Impacted information includes data about current and former employees and patients of the Eastern Health region — which includes the provincial capital of St. John’s — from about the last 14 years, and the Labrador-Grenfell Health region for approximately the last nine years.
UPDATE: On Wednesday the government said some patient data going back 13 years held by the Central Health Authority was also accessed by the attackers. In addition, it believes some data of employees was also accessed, although that had not been confirmed.
Justice Minister John Hogan emphasized that the government is certain the data was “accessed” by attackers. “Access to data does not mean that it was copied, does not mean it was taken,” he said.
For patients, the accessed data includes basic information that is typically logged or used for a patient visit, such as name, address, health care number, who was visited, reason for the visit, your doctor, phone number, birth date, email address for notifications, in-patient/out-patient, mother’s maiden name, and marital status.
For current and former employees, the information includes name, address, contact information, and Social Insurance Number. There is no evidence that banking information of employees was involved, the government says.
Premier Andrew Furey told reporters at a Tuesday afternoon press conference the exact number of people affected is still being investigated.
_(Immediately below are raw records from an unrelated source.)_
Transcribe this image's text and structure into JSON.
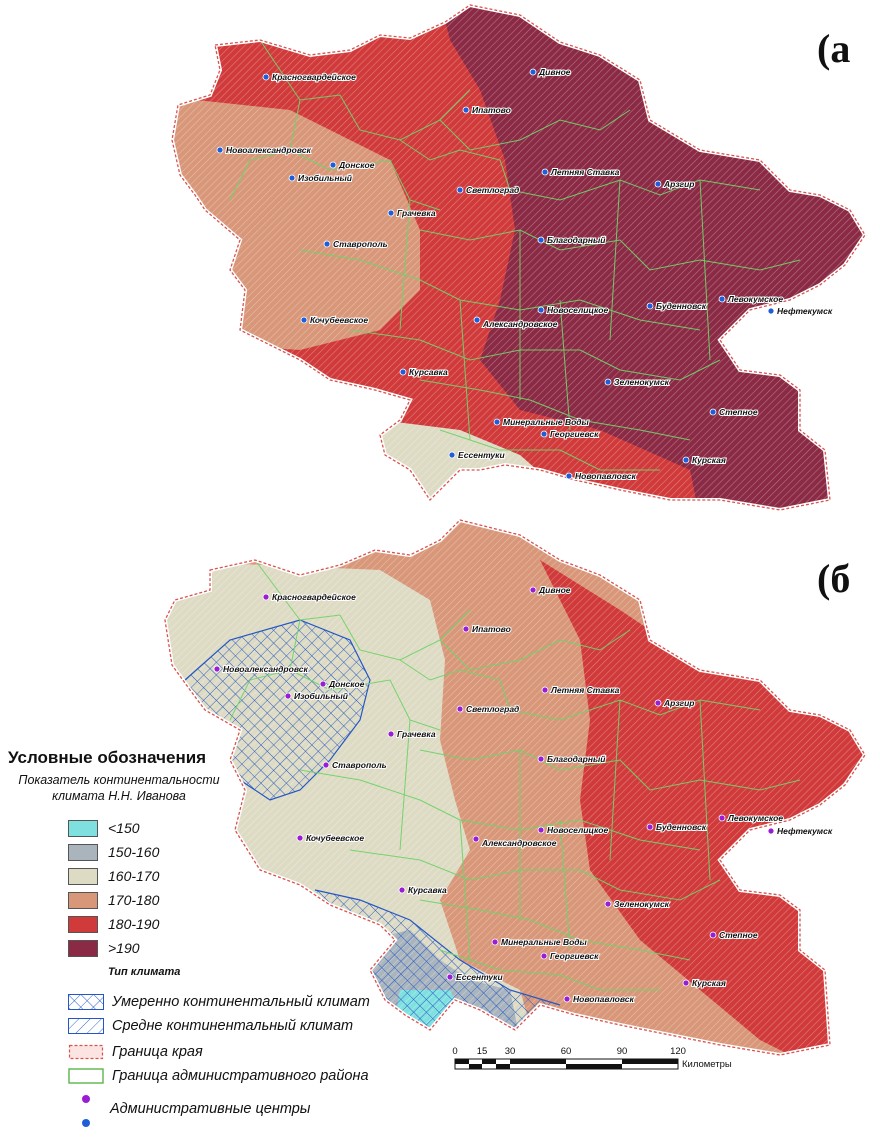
{
  "panels": [
    {
      "letter": "(а"
    },
    {
      "letter": "(б"
    }
  ],
  "cities": [
    {
      "name": "Красногвардейское"
    },
    {
      "name": "Дивное"
    },
    {
      "name": "Ипатово"
    },
    {
      "name": "Новоалександровск"
    },
    {
      "name": "Донское"
    },
    {
      "name": "Изобильный"
    },
    {
      "name": "Светлоград"
    },
    {
      "name": "Летняя Ставка"
    },
    {
      "name": "Арзгир"
    },
    {
      "name": "Грачевка"
    },
    {
      "name": "Ставрополь"
    },
    {
      "name": "Благодарный"
    },
    {
      "name": "Кочубеевское"
    },
    {
      "name": "Александровское"
    },
    {
      "name": "Новоселицкое"
    },
    {
      "name": "Буденновск"
    },
    {
      "name": "Левокумское"
    },
    {
      "name": "Нефтекумск"
    },
    {
      "name": "Курсавка"
    },
    {
      "name": "Зеленокумск"
    },
    {
      "name": "Минеральные Воды"
    },
    {
      "name": "Георгиевск"
    },
    {
      "name": "Степное"
    },
    {
      "name": "Ессентуки"
    },
    {
      "name": "Курская"
    },
    {
      "name": "Новопавловск"
    }
  ],
  "legend": {
    "title": "Условные обозначения",
    "subtitle_line1": "Показатель континентальности",
    "subtitle_line2": "климата Н.Н. Иванова",
    "classes": [
      {
        "label": "<150",
        "color": "#7fe0e0"
      },
      {
        "label": "150-160",
        "color": "#a9b4bd"
      },
      {
        "label": "160-170",
        "color": "#dedbc4"
      },
      {
        "label": "170-180",
        "color": "#d9977a"
      },
      {
        "label": "180-190",
        "color": "#d13a3a"
      },
      {
        "label": ">190",
        "color": "#8b2a45"
      }
    ],
    "type_heading": "Тип климата",
    "types": [
      {
        "label": "Умеренно континентальный климат",
        "pattern": "crosshatch"
      },
      {
        "label": "Средне континентальный климат",
        "pattern": "diagonal"
      }
    ],
    "boundaries": [
      {
        "label": "Граница края",
        "color": "#d9534f"
      },
      {
        "label": "Граница административного района",
        "color": "#5ab54a"
      }
    ],
    "centers_label": "Административные центры",
    "center_colors": [
      "#9a1dd6",
      "#1f5ed8"
    ]
  },
  "scalebar": {
    "ticks": [
      "0",
      "15",
      "30",
      "60",
      "90",
      "120"
    ],
    "unit": "Километры"
  }
}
However, Eastern Health CEO David Diamond told reporters that anyone who has been to hospitals in his region in the last 14 years should assume their data has been stolen.
UPDATE: On Wednesday the government still couldn’t say how many people might be affected. “The period involved is lengthy,” Health Minister John Haggie said. “We don’t have detailed numbers. but if you look at the average interaction between the public and the healthcare system — and bear in mind that three out of the four regional health authorities have been affected — our figures show about 400,000 interactions between the public and the healthcare system per year. So the math could be quite large.”
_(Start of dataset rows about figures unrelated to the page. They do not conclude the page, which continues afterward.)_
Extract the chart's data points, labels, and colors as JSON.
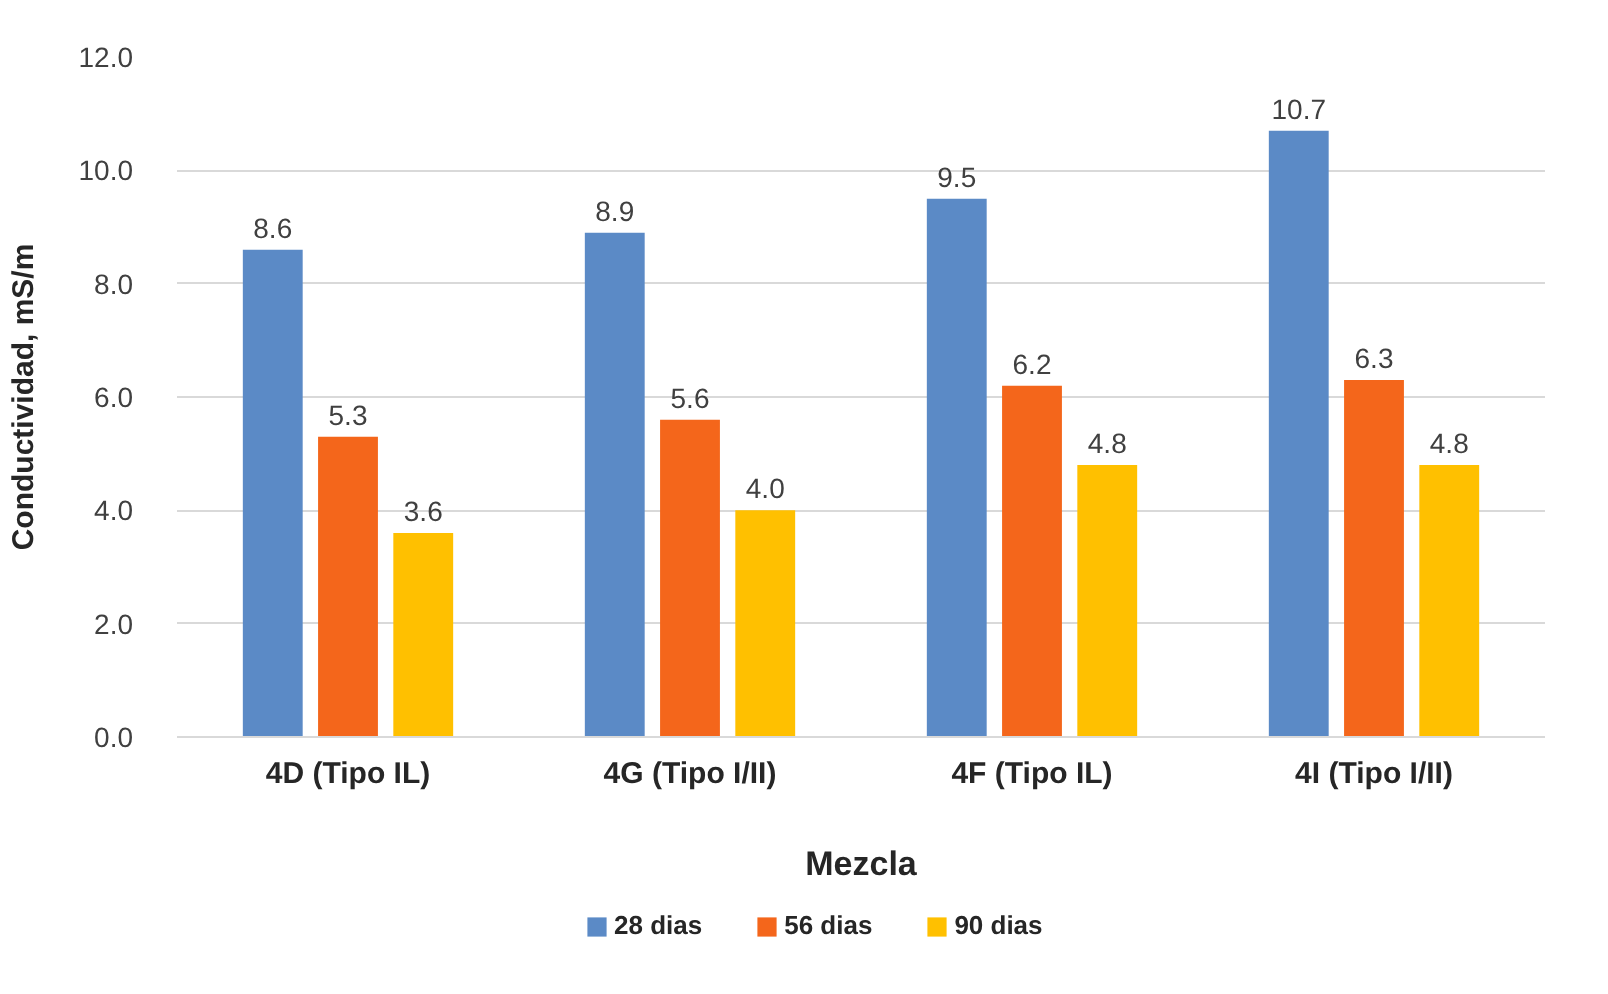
{
  "chart_data": {
    "type": "bar",
    "xlabel": "Mezcla",
    "ylabel": "Conductividad, mS/m",
    "categories": [
      "4D (Tipo IL)",
      "4G (Tipo I/II)",
      "4F (Tipo IL)",
      "4I (Tipo I/II)"
    ],
    "series": [
      {
        "name": "28 dias",
        "color": "#5b8ac6",
        "values": [
          8.6,
          8.9,
          9.5,
          10.7
        ],
        "value_labels": [
          "8.6",
          "8.9",
          "9.5",
          "10.7"
        ]
      },
      {
        "name": "56 dias",
        "color": "#f4661b",
        "values": [
          5.3,
          5.6,
          6.2,
          6.3
        ],
        "value_labels": [
          "5.3",
          "5.6",
          "6.2",
          "6.3"
        ]
      },
      {
        "name": "90 dias",
        "color": "#ffc000",
        "values": [
          3.6,
          4.0,
          4.8,
          4.8
        ],
        "value_labels": [
          "3.6",
          "4.0",
          "4.8",
          "4.8"
        ]
      }
    ],
    "ylim": [
      0,
      12
    ],
    "yticks": [
      {
        "value": 0,
        "label": "0.0"
      },
      {
        "value": 2,
        "label": "2.0"
      },
      {
        "value": 4,
        "label": "4.0"
      },
      {
        "value": 6,
        "label": "6.0"
      },
      {
        "value": 8,
        "label": "8.0"
      },
      {
        "value": 10,
        "label": "10.0"
      },
      {
        "value": 12,
        "label": "12.0"
      }
    ],
    "grid": "y",
    "legend": "bottom"
  }
}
UPDATE: The provincial information and privacy commissioner has launched an investigation into the breach.
Furey said that the government confirmed the data theft late on Monday, November 8th.
“We are currently looking into options for the provision of credit monitoring and identity protection services to monitor credit, with regular reports and access to credit scores which notify users of unexpected changes,” the government said in a statement on its website.
The RCMP as well as the Information and Privacy Commissioner for Newfoundland and Labrador have been notified of the data theft.
Meanwhile IT teams continue to try to restore health care systems. The government said some health records may not be immediately available when service is restored. “Our teams are working to backfill this information,” the government said.